Issue with bs4 - Githubissues

scraperwiki / code-scraper-in-browser-tool

Just like on ScraperWiki Classic; now a part of QuickCode.

https://quickcode.io

Other

38 stars 8 forks source link

Issue with bs4 #114

Closed dankeemahill closed 10 years ago

dankeemahill commented 10 years ago

Using the scraper-in-browser to write a scraper for a plain, 100-row table for a workshop, and BeautifulSoup() in bs4 isn't soupifying the entire page. Old version of BeautifulSoup soupifies the page properly with scraper-in-browser.

Examples:

https://gist.github.com/danhillreports/6152491

from bs4 import BeautifulSoup bs4 from BeautifulSoup import BeautifulSoup

frabcus commented 10 years ago

Is it this bug?

http://stackoverflow.com/questions/11650700/beautifulsoup-does-not-work-for-some-web-sites/11651200#11651200

If so, add this to the line that makes the soup:

 soup = BeautifulSoup(html.content, "html.parser")

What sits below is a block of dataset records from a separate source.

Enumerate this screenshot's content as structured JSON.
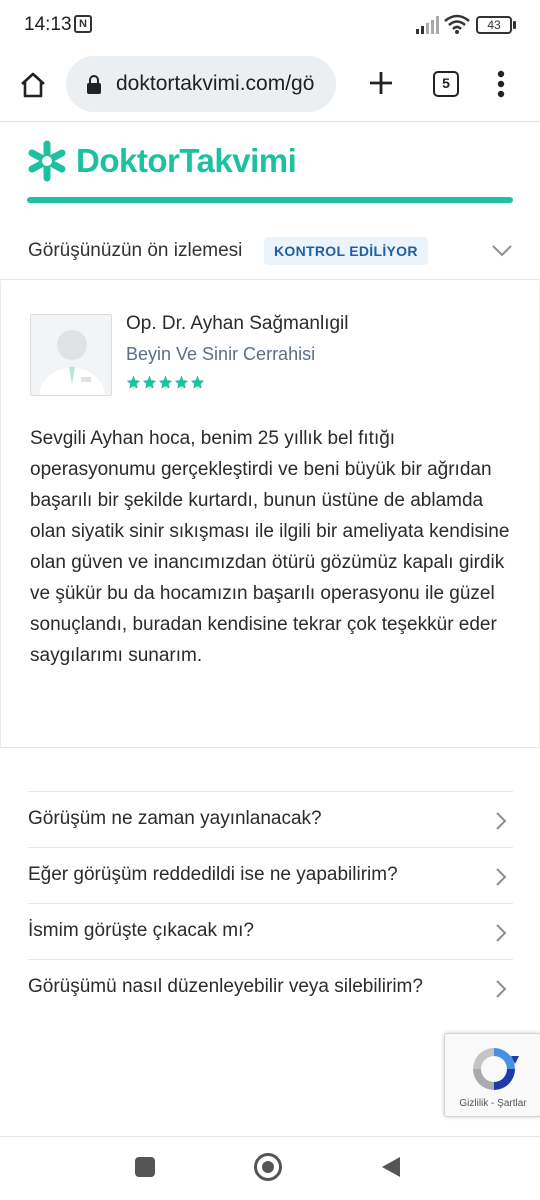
{
  "status_bar": {
    "time": "14:13",
    "nfc_symbol": "N",
    "battery": "43"
  },
  "browser": {
    "url": "doktortakvimi.com/gö",
    "tab_count": "5"
  },
  "brand": {
    "name": "DoktorTakvimi",
    "color": "#1dc1a0"
  },
  "preview": {
    "title": "Görüşünüzün ön izlemesi",
    "status_badge": "KONTROL EDİLİYOR"
  },
  "review": {
    "doctor_name": "Op. Dr. Ayhan Sağmanlıgil",
    "specialty": "Beyin Ve Sinir Cerrahisi",
    "rating": 5,
    "rating_max": 5,
    "text": "Sevgili Ayhan hoca, benim 25 yıllık bel fıtığı operasyonumu gerçekleştirdi ve beni büyük bir ağrıdan başarılı bir şekilde kurtardı, bunun üstüne de ablamda olan siyatik sinir sıkışması ile ilgili bir ameliyata kendisine olan güven ve inancımızdan ötürü gözümüz kapalı girdik ve şükür bu da hocamızın başarılı operasyonu ile güzel sonuçlandı, buradan kendisine tekrar çok teşekkür eder saygılarımı sunarım."
  },
  "faq": [
    {
      "label": "Görüşüm ne zaman yayınlanacak?"
    },
    {
      "label": "Eğer görüşüm reddedildi ise ne yapabilirim?"
    },
    {
      "label": "İsmim görüşte çıkacak mı?"
    },
    {
      "label": "Görüşümü nasıl düzenleyebilir veya silebilirim?"
    }
  ],
  "recaptcha": {
    "links": "Gizlilik - Şartlar"
  }
}
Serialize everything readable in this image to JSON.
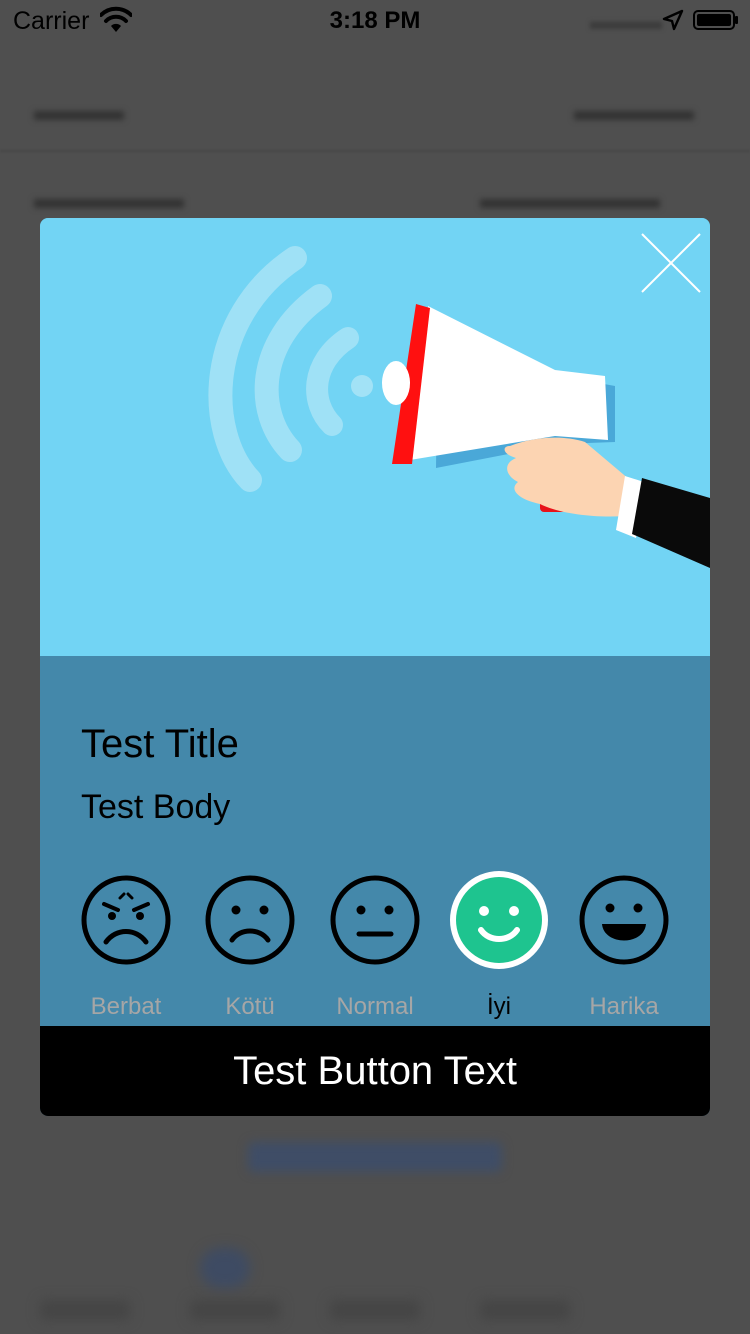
{
  "status_bar": {
    "carrier": "Carrier",
    "time": "3:18 PM"
  },
  "modal": {
    "title": "Test Title",
    "body": "Test Body",
    "button_label": "Test Button Text",
    "hero_color": "#72d4f4",
    "content_color": "#4488aa",
    "ratings": [
      {
        "label": "Berbat",
        "icon": "angry-face-icon",
        "selected": false
      },
      {
        "label": "Kötü",
        "icon": "sad-face-icon",
        "selected": false
      },
      {
        "label": "Normal",
        "icon": "neutral-face-icon",
        "selected": false
      },
      {
        "label": "İyi",
        "icon": "smile-face-icon",
        "selected": true
      },
      {
        "label": "Harika",
        "icon": "grin-face-icon",
        "selected": false
      }
    ],
    "selected_color": "#1ec48f"
  }
}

And also if so, it has affected a couple of people, so I need to look at what version of Python/bs4/lxml we use... Help finding a bug reporter in either lxml or bs4 would be really useful!

dankeemahill commented 10 years ago

Looks like that's it! Thanks, I didn't run into that article before opening the issue.

aaja-scraper

frabcus commented 10 years ago

Leaving this open as it's affected two people now. If anyone can find the upstream bugs that'd be great!

frabcus commented 10 years ago

Don't think this is an issue any more.